Statoil's Arctic Ambition Reinforce Region's Potential
BMI View: We believe that Statoil 's planned 2013 Arctic drilling campaign, which will push farther north than ever before, further reinforces the potential upside risks to our Norwegian oil and gas production forecasts. If successful, the campaign will serve to solidify the company's leading role in Arctic exploration and production.
Statoil is looking to further consolidate its leading position in Arctic oil and gas exploration when it embarks on a nine well drilling campaign in 2013. The recently announced exploration plans will see Statoil head farther north than ever before, as it seeks to tap more of the region's vast potential. In doing so, the Norwegian state-owned company will also triple its 2013 Arctic research budget to approximately US$43mn, up from the US$13.7mn allocated in 2012, in order to further develop the technology required to successfully operate in the harsh Arctic environment.
Statoil currently maintains its dominant position in Barents Sea exploration, with the company involved in 95% of all exploratory drilling in the region. Indeed, its most recent discoveries in the Skrugard and Havis oilfields, which are estimated to hold 400-800mn barrels of oil equivalent (boe), underscore both the potential in the Barents Sea and the integral role that Statoil is playing in the area. According to the company, those discoveries have made it possible to consider the Barents Sea a core area of the Norwegian Continental Shelf. As such, their potential has also generated significant interest among other upstream producers, many of whom are currently bidding for exploration blocks ( see our online service, June 27 2012, 'Barents Raises Production Outlook').
Additionally, through its operations at the Melkøya liquefied natural gas (LNG) export terminal, the only one of its kind in Europe, Statoil is bringing Barents Sea gas to international markets. Snøhvit, the primary source of gas for the LNG terminal, has recently seen its total recoverable reserves estimate upgraded to 210bn cubic metres (bcm). We have also previously highlighted the likelihood that Statoil will double its LNG export capacity from the Barents Sea in the coming years, further reinforcing the region's importance to international gas markets (see our online service, August 6 2012, 'Growing Demand To Spur Increased LNG Export Capacity').
The Barents is Awash With Activity
Carrying out exploration and production (E&P) in the Arctic is clearly no small feat, yet activity in the Barents Sea is expected to increase significantly over the coming years.

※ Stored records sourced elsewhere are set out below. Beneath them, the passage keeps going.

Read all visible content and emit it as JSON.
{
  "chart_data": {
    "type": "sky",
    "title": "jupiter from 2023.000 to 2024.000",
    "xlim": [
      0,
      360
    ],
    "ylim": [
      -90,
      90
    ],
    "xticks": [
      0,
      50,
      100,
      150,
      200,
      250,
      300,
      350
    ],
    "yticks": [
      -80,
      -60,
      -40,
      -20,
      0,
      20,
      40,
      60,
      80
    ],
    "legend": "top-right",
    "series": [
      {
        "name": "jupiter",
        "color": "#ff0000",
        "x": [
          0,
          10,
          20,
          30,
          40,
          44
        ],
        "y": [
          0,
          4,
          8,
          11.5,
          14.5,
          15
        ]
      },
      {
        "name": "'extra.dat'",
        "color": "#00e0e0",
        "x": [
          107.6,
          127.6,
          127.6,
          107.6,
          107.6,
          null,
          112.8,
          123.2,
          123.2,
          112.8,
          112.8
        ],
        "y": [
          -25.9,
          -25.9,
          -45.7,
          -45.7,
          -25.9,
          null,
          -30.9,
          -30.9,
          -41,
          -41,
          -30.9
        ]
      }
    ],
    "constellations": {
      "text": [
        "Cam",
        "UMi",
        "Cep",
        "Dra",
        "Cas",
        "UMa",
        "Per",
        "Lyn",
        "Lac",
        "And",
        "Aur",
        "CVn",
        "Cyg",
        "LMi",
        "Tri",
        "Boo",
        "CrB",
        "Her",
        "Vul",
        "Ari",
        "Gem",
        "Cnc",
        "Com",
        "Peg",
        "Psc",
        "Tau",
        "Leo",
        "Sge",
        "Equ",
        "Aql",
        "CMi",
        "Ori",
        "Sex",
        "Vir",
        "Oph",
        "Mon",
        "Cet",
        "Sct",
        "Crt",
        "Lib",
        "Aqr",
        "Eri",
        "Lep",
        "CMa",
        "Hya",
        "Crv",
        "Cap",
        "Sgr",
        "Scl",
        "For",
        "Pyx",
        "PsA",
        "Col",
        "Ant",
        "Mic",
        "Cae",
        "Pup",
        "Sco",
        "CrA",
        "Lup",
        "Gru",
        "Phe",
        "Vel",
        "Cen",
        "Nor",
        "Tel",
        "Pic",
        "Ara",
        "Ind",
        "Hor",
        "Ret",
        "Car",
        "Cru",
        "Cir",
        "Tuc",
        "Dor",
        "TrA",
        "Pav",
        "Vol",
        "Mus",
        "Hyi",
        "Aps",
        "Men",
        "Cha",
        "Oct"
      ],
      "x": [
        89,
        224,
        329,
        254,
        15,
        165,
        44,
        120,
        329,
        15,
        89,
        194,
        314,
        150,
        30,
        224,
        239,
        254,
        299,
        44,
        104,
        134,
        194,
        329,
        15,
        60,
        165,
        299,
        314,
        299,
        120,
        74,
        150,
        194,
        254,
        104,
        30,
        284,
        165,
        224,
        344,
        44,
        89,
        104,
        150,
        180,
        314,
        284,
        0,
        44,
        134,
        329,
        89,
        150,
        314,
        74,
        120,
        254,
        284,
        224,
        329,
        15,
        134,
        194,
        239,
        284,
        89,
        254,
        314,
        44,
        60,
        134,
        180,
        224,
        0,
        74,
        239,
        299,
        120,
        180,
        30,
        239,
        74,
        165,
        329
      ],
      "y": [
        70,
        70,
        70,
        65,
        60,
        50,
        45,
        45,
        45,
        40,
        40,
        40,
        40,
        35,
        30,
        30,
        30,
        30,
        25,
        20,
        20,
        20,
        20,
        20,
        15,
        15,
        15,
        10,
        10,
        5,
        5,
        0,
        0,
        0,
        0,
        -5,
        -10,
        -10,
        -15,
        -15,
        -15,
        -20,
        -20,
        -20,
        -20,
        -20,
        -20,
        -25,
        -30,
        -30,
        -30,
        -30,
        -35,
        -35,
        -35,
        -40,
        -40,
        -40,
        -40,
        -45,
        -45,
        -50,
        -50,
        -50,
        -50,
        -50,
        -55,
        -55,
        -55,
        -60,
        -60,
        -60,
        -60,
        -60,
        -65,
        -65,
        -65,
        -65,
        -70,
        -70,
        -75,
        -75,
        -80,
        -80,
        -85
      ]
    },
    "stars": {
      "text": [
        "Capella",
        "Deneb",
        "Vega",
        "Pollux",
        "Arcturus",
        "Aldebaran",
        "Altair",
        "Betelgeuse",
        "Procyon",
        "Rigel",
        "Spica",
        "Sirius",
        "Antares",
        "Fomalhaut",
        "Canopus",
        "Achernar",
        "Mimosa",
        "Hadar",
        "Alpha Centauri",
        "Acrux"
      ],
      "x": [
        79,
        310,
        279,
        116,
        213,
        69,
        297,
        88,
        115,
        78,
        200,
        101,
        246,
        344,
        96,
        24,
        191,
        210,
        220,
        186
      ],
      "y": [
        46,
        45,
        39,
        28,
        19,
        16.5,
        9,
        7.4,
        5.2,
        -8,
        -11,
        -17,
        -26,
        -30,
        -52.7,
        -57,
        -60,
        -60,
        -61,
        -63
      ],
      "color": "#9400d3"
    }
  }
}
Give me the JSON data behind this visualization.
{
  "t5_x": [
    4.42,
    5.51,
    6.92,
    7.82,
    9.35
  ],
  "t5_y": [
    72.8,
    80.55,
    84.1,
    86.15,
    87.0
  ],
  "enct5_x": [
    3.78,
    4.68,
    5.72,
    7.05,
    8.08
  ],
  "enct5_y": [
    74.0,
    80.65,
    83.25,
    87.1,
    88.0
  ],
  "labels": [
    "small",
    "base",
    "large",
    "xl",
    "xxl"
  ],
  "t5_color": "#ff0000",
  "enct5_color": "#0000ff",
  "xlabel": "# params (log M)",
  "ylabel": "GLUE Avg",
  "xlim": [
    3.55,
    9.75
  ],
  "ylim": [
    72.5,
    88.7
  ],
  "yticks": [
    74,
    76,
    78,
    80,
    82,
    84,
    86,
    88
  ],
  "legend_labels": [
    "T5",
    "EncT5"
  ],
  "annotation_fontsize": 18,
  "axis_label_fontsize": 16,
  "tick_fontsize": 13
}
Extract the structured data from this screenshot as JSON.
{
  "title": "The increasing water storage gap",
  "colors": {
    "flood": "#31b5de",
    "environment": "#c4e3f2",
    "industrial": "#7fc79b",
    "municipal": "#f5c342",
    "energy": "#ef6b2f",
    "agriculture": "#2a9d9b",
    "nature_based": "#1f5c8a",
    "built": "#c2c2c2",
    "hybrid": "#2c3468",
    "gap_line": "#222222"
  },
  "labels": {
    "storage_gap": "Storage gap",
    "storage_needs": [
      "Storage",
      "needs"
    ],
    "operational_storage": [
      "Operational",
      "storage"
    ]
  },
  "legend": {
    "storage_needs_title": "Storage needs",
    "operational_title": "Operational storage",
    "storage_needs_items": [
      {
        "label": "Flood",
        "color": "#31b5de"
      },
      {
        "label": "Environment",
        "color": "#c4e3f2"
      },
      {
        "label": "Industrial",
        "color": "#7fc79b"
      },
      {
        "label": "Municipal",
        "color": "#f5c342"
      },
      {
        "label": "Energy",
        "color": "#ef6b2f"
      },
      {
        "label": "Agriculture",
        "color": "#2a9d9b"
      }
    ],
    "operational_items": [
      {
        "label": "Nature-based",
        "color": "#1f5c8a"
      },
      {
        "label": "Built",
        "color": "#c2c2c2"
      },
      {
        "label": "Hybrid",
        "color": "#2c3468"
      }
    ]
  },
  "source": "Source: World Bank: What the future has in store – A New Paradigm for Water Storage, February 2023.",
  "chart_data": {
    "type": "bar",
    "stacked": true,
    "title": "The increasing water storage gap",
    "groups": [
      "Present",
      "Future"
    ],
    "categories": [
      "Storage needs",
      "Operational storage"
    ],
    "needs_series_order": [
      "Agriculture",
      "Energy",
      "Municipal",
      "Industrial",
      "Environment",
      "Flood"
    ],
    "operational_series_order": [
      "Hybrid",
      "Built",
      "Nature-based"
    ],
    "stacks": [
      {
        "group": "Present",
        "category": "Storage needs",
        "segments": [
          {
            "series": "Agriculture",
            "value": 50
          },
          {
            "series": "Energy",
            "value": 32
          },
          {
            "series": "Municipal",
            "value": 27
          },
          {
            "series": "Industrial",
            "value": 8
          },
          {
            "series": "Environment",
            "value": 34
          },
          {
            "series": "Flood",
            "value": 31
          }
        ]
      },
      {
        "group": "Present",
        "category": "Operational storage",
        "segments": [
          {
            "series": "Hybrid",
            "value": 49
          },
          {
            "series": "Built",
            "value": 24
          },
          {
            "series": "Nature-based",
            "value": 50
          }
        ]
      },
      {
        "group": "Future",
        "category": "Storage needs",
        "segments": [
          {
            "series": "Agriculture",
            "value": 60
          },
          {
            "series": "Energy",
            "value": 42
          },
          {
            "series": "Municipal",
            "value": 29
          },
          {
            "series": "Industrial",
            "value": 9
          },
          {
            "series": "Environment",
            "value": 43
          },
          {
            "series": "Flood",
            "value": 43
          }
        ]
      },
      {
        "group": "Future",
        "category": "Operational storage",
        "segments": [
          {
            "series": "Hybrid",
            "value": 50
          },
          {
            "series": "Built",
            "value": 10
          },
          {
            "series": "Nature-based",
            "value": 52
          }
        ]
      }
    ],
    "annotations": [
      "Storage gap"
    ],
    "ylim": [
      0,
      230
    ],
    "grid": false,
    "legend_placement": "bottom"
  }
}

Indeed, the characteristics of Norway's Arctic territory - one of the only Arctic areas to remain ice-free throughout the year - have contributed to Statoil's success.
Statistics Norway estimates that there could be an 18.4% increase in exploration and appraisal (E&A) spending in 2013 (see our online service, June 18 2012, 'Offshore E&A To Push Investment Higher'). The successful conclusion of the current licensing round in the summer of 2013, which includes several Barents Sea blocks, will see sustained growth in E&A activity through 2014.
Conversely, BMI has been highlighting some of the ongoing challenges that other players are encountering when operating in the harsh Arctic conditions. Royal Dutch Shell, for example, has been unable to start its Alaskan Arctic drilling campaign for the 2012 season yet, despite the fact that winter is approaching rapidly. It has faced both environmental and regulatory challenges, with stubborn sea ice and delays to regulatory approvals preventing the supermajor from realising its plans ( see our online service, July 27, 2012, 'Shell's Arctic Drilling Hits Ice').
Statoil's Success Supports Long-Term Positive Outlook For Norway
Statoil's string of recent offshore Norwegian discoveries supports a rather bullish outlook for the country's oil and gas sector. Indeed, the huge discovery at the Geitungen prospect and its implications for the high-impact Johan Sverdrup field create significant upside potential for the country's oil prospects which, despite their size, are in decline (see our online service, August 28 2012, 'New Discoveries Lift Long-Term Production Outlook'). BMI therefore believes that both the country's oil and gas production forecasts could see upward revisions over the short and medium term, with a successful push northward during Statoil's 2013 Arctic campaign further supporting this view.
|High Impact Discoveries Raise The Bar|
|Norwegian Oil & Gas Production, Net Exports|
Statoil is being rewarded for its upstream successes. Indeed, the company has consistently outperformed above the S&P 500 Oil & Gas Exploration and Production Sub-Industry Index.